その答えを聞いたサヴェーネは満足そうだ。どうやら選択は間違っていなかったみたいだな。
「そうでしょう。それは私の得意料理のひとつでございますから。味音痴な方でも美味しく食せる筈です」
なんだろう、遠回しに味音痴って言われた気がする。
「サヴェーネの得意料理ってーことは、他国の料理?」
エリーの質問に、聞き捨てならない単語が入った。
「え?サヴェーネさんって、スランタルの人じゃないの?」
きょとんとするオレに、サヴェーネは先程と一転し、明らかな不満の表情になった。
どうやら先ほど稼いだポイントはゼロに戻ってしまったようだ。
「まったく…人種が違いそうなことくらい、顔の作りや口調で察せそうなものですが。耳と眼はどうやらお飾りのようでいらっしゃる」
口調って、メイドだからその喋り方って訳じゃないのか…いや待て、ならサヴェーネさんが普段から使っていたのは敬語じゃない……のか……!?

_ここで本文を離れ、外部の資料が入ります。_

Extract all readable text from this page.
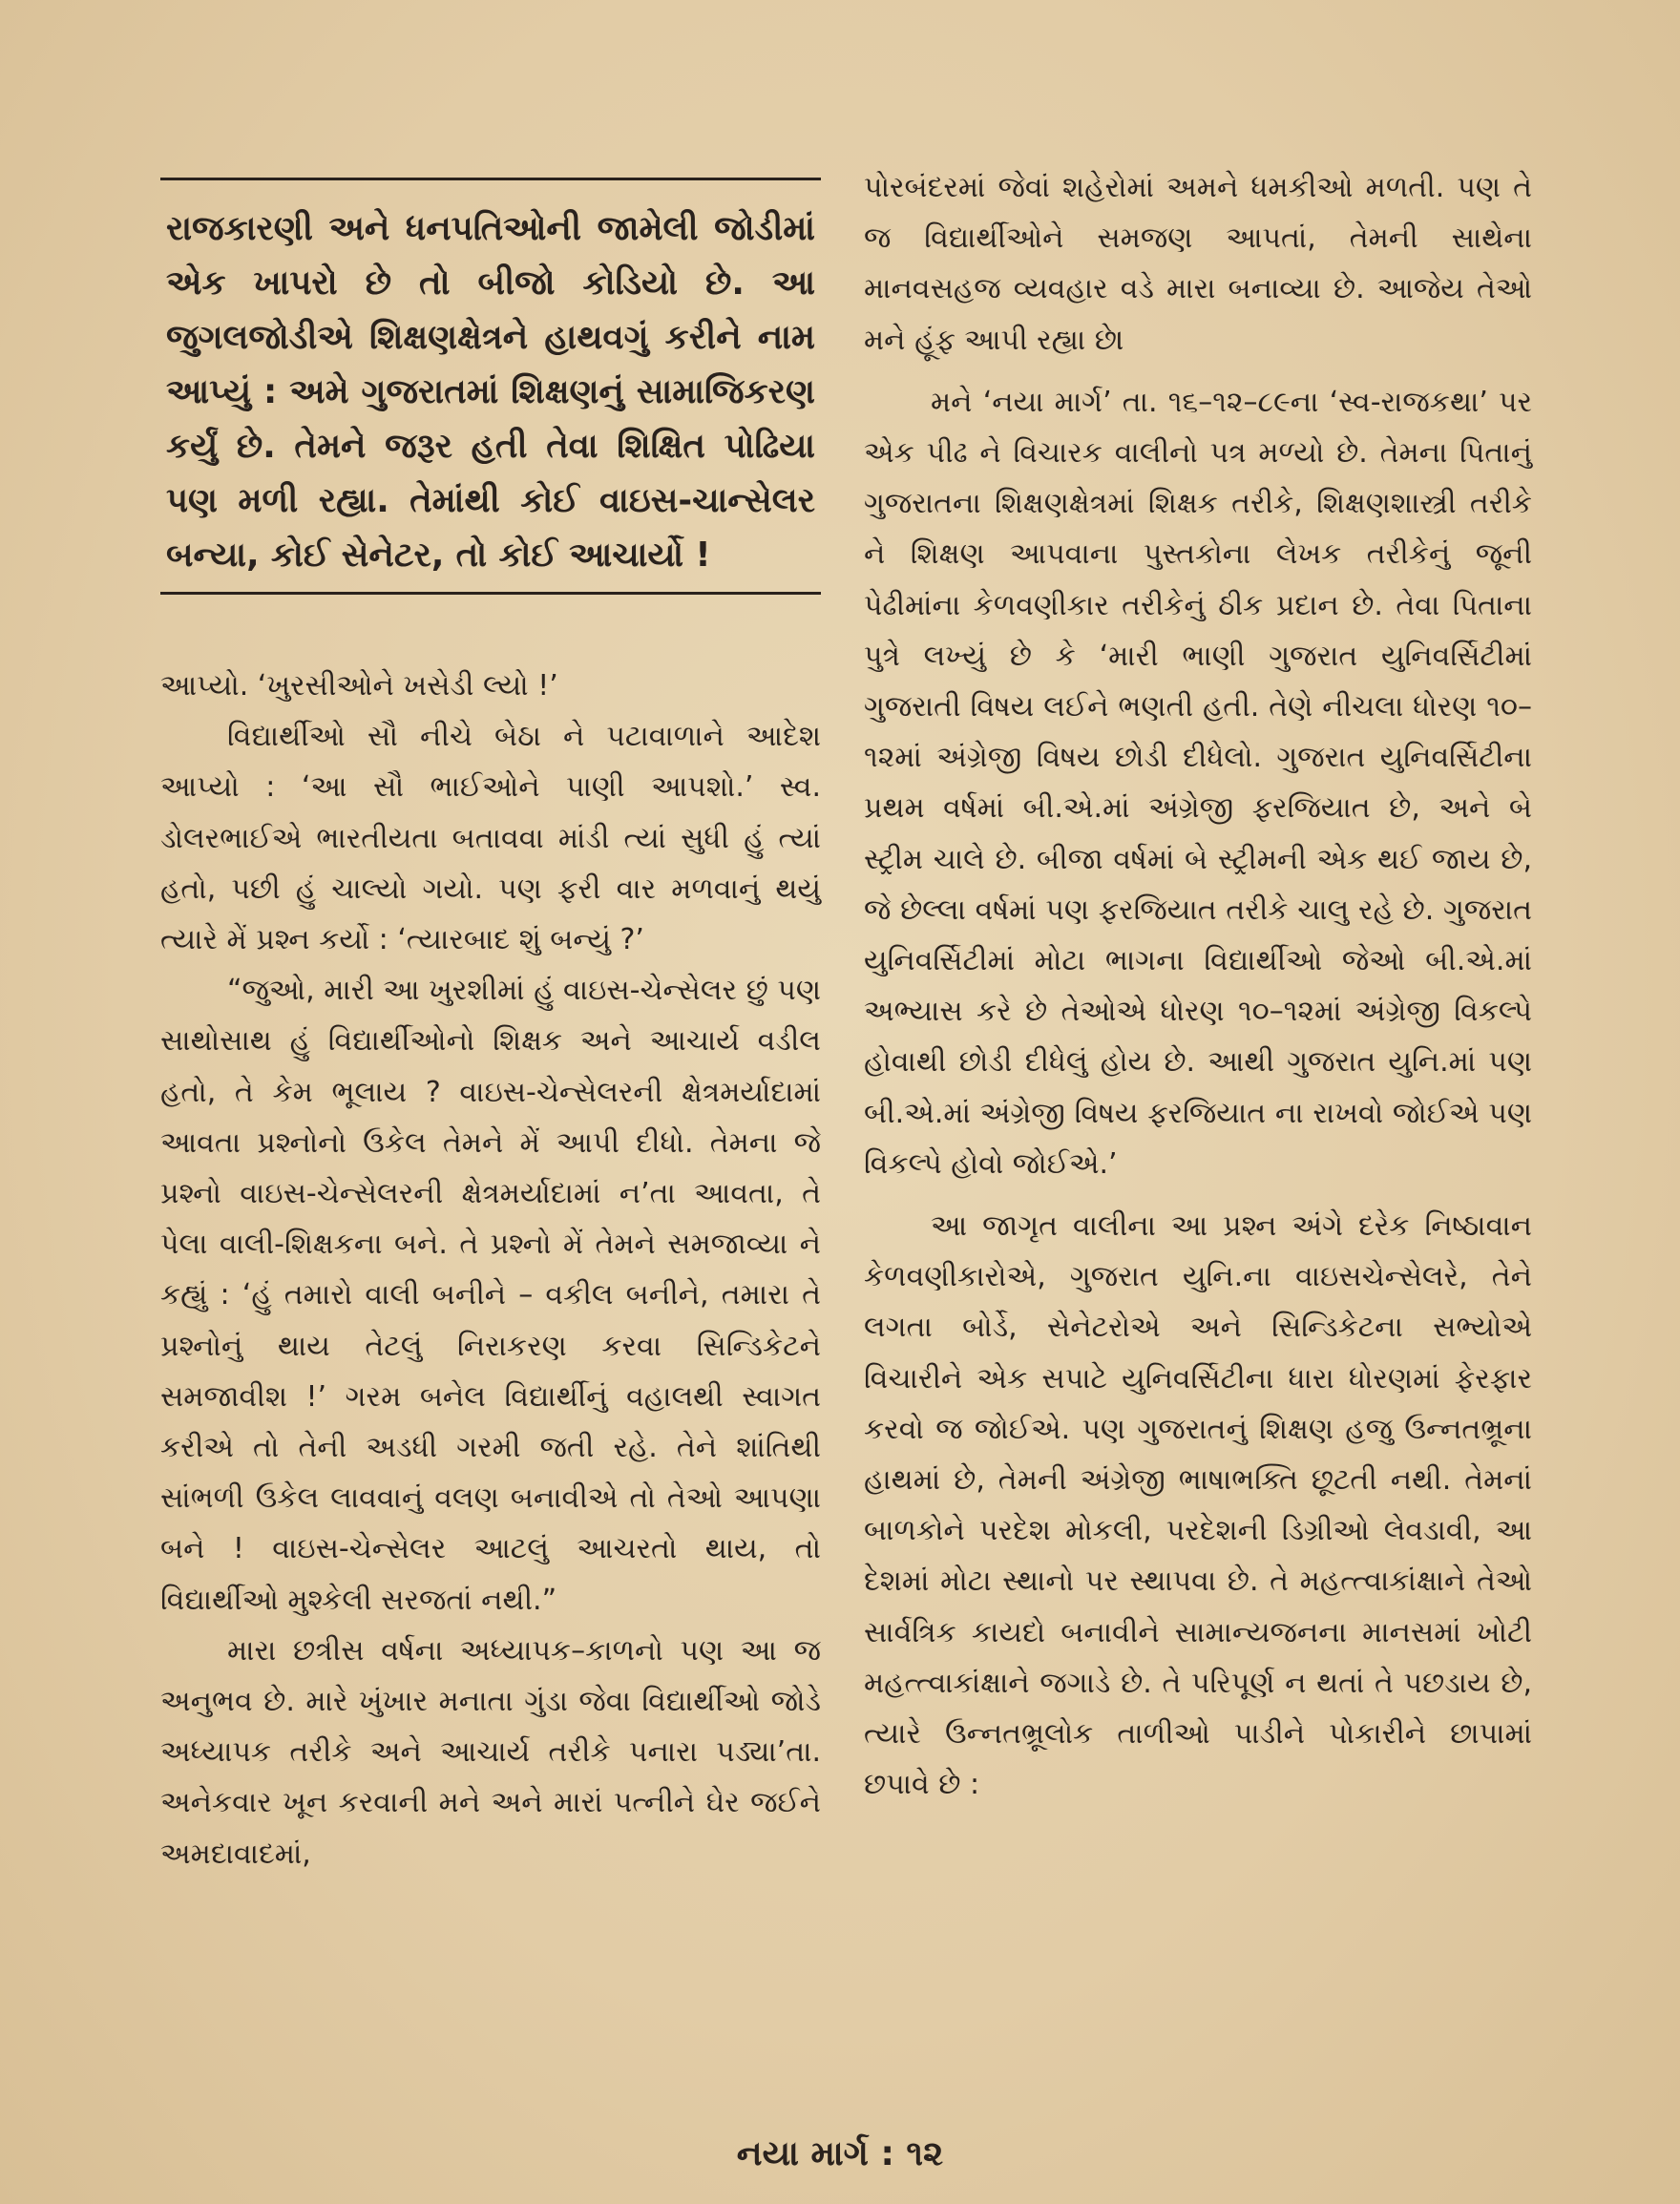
રાજકારણી અને ધનપતિઓની જામેલી જોડીમાં એક ખાપરો છે તો બીજો કોડિયો છે. આ જુગલજોડીએ શિક્ષણક્ષેત્રને હાથવગું કરીને નામ આપ્યું : અમે ગુજરાતમાં શિક્ષણનું સામાજિકરણ કર્યું છે. તેમને જરૂર હતી તેવા શિક્ષિત પોઢિયા પણ મળી રહ્યા. તેમાંથી કોઈ વાઇસ-ચાન્સેલર બન્યા, કોઈ સેનેટર, તો કોઈ આચાર્યો !

આપ્યો. ‘ખુરસીઓને ખસેડી લ્યો !’

વિદ્યાર્થીઓ સૌ નીચે બેઠા ને પટાવાળાને આદેશ આપ્યો : ‘આ સૌ ભાઈઓને પાણી આપશો.’ સ્વ. ડોલરભાઈએ ભારતીયતા બતાવવા માંડી ત્યાં સુધી હું ત્યાં હતો, પછી હું ચાલ્યો ગયો. પણ ફરી વાર મળવાનું થયું ત્યારે મેં પ્રશ્ન કર્યો : ‘ત્યારબાદ શું બન્યું ?’

“જુઓ, મારી આ ખુરશીમાં હું વાઇસ-ચેન્સેલર છું પણ સાથોસાથ હું વિદ્યાર્થીઓનો શિક્ષક અને આચાર્ય વડીલ હતો, તે કેમ ભૂલાય ? વાઇસ-ચેન્સેલરની ક્ષેત્રમર્યાદામાં આવતા પ્રશ્નોનો ઉકેલ તેમને મેં આપી દીધો. તેમના જે પ્રશ્નો વાઇસ-ચેન્સેલરની ક્ષેત્રમર્યાદામાં ન’તા આવતા, તે પેલા વાલી-શિક્ષકના બને. તે પ્રશ્નો મેં તેમને સમજાવ્યા ને કહ્યું : ‘હું તમારો વાલી બનીને – વકીલ બનીને, તમારા તે પ્રશ્નોનું થાય તેટલું નિરાકરણ કરવા સિન્ડિકેટને સમજાવીશ !’ ગરમ બનેલ વિદ્યાર્થીનું વહાલથી સ્વાગત કરીએ તો તેની અડધી ગરમી જતી રહે. તેને શાંતિથી સાંભળી ઉકેલ લાવવાનું વલણ બનાવીએ તો તેઓ આપણા બને ! વાઇસ-ચેન્સેલર આટલું આચરતો થાય, તો વિદ્યાર્થીઓ મુશ્કેલી સરજતાં નથી.”

મારા છત્રીસ વર્ષના અધ્યાપક–કાળનો પણ આ જ અનુભવ છે. મારે ખુંખાર મનાતા ગુંડા જેવા વિદ્યાર્થીઓ જોડે અધ્યાપક તરીકે અને આચાર્ય તરીકે પનારા પડ્યા’તા. અનેકવાર ખૂન કરવાની મને અને મારાં પત્નીને ઘેર જઈને અમદાવાદમાં,

પોરબંદરમાં જેવાં શહેરોમાં અમને ધમકીઓ મળતી. પણ તે જ વિદ્યાર્થીઓને સમજણ આપતાં, તેમની સાથેના માનવસહજ વ્યવહાર વડે મારા બનાવ્યા છે. આજેય તેઓ મને હૂંફ આપી રહ્યા છે।

મને ‘નયા માર્ગ’ તા. ૧૬–૧૨–૮૯ના ‘સ્વ-રાજકથા’ પર એક પીઢ ને વિચારક વાલીનો પત્ર મળ્યો છે. તેમના પિતાનું ગુજરાતના શિક્ષણક્ષેત્રમાં શિક્ષક તરીકે, શિક્ષણશાસ્ત્રી તરીકે ને શિક્ષણ આપવાના પુસ્તકોના લેખક તરીકેનું જૂની પેઢીમાંના કેળવણીકાર તરીકેનું ઠીક પ્રદાન છે. તેવા પિતાના પુત્રે લખ્યું છે કે ‘મારી ભાણી ગુજરાત યુનિવર્સિટીમાં ગુજરાતી વિષય લઈને ભણતી હતી. તેણે નીચલા ધોરણ ૧૦–૧૨માં અંગ્રેજી વિષય છોડી દીધેલો. ગુજરાત યુનિવર્સિટીના પ્રથમ વર્ષમાં બી.એ.માં અંગ્રેજી ફરજિયાત છે, અને બે સ્ટ્રીમ ચાલે છે. બીજા વર્ષમાં બે સ્ટ્રીમની એક થઈ જાય છે, જે છેલ્લા વર્ષમાં પણ ફરજિયાત તરીકે ચાલુ રહે છે. ગુજરાત યુનિવર્સિટીમાં મોટા ભાગના વિદ્યાર્થીઓ જેઓ બી.એ.માં અભ્યાસ કરે છે તેઓએ ધોરણ ૧૦–૧૨માં અંગ્રેજી વિકલ્પે હોવાથી છોડી દીધેલું હોય છે. આથી ગુજરાત યુનિ.માં પણ બી.એ.માં અંગ્રેજી વિષય ફરજિયાત ના રાખવો જોઈએ પણ વિકલ્પે હોવો જોઈએ.’

આ જાગૃત વાલીના આ પ્રશ્ન અંગે દરેક નિષ્ઠાવાન કેળવણીકારોએ, ગુજરાત યુનિ.ના વાઇસચેન્સેલરે, તેને લગતા બોર્ડે, સેનેટરોએ અને સિન્ડિકેટના સભ્યોએ વિચારીને એક સપાટે યુનિવર્સિટીના ધારા ધોરણમાં ફેરફાર કરવો જ જોઈએ. પણ ગુજરાતનું શિક્ષણ હજુ ઉન્નતભ્રૂના હાથમાં છે, તેમની અંગ્રેજી ભાષાભક્તિ છૂટતી નથી. તેમનાં બાળકોને પરદેશ મોકલી, પરદેશની ડિગ્રીઓ લેવડાવી, આ દેશમાં મોટા સ્થાનો પર સ્થાપવા છે. તે મહત્ત્વાકાંક્ષાને તેઓ સાર્વત્રિક કાયદો બનાવીને સામાન્યજનના માનસમાં ખોટી મહત્ત્વાકાંક્ષાને જગાડે છે. તે પરિપૂર્ણ ન થતાં તે પછડાય છે, ત્યારે ઉન્નતભ્રૂલોક તાળીઓ પાડીને પોકારીને છાપામાં છપાવે છે :

નયા માર્ગ : ૧૨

割と口汚く普段から罵られている可能性が浮上し、割と落胆する。というか立ち直れない。
旅先テンションから一気に気分は沈んでしまったが、まあ浮かれすぎてたし丁度いい…かも……
……そんなこんなで、夕食を食べ終え、就寝の準備に入る。
「分かっているとは思いますが、奏介様と私は交代で見張りをしますので、3時間経ったら起こさせていただきます」
「それじゃあ、先に休ませてもらうね」
サヴェーネが先に見張りを買って出てくれたため、3時間だけとはいえ休憩時間が取れた。
サヴェーネは馬車を走らせ続けていた上これから3時間の見張りをするのは相当な疲れだろう。
(オレも仕事、ちゃんとしなきゃ…)
奏介は、サヴェーネに任せすぎていたことを反省し、決意する。
(……明日になったら、本気だす…)
ーーーこの3時間後、22時に叩き起こされ、翌日の3時までの計5時間見張りをさせられた際に、その決意は忘れてしまっていたが。
こうして、彼らの波乱万丈な旅の1日目は、平穏に終わった。ーーーこれからと比べ比較的に、ではあるが。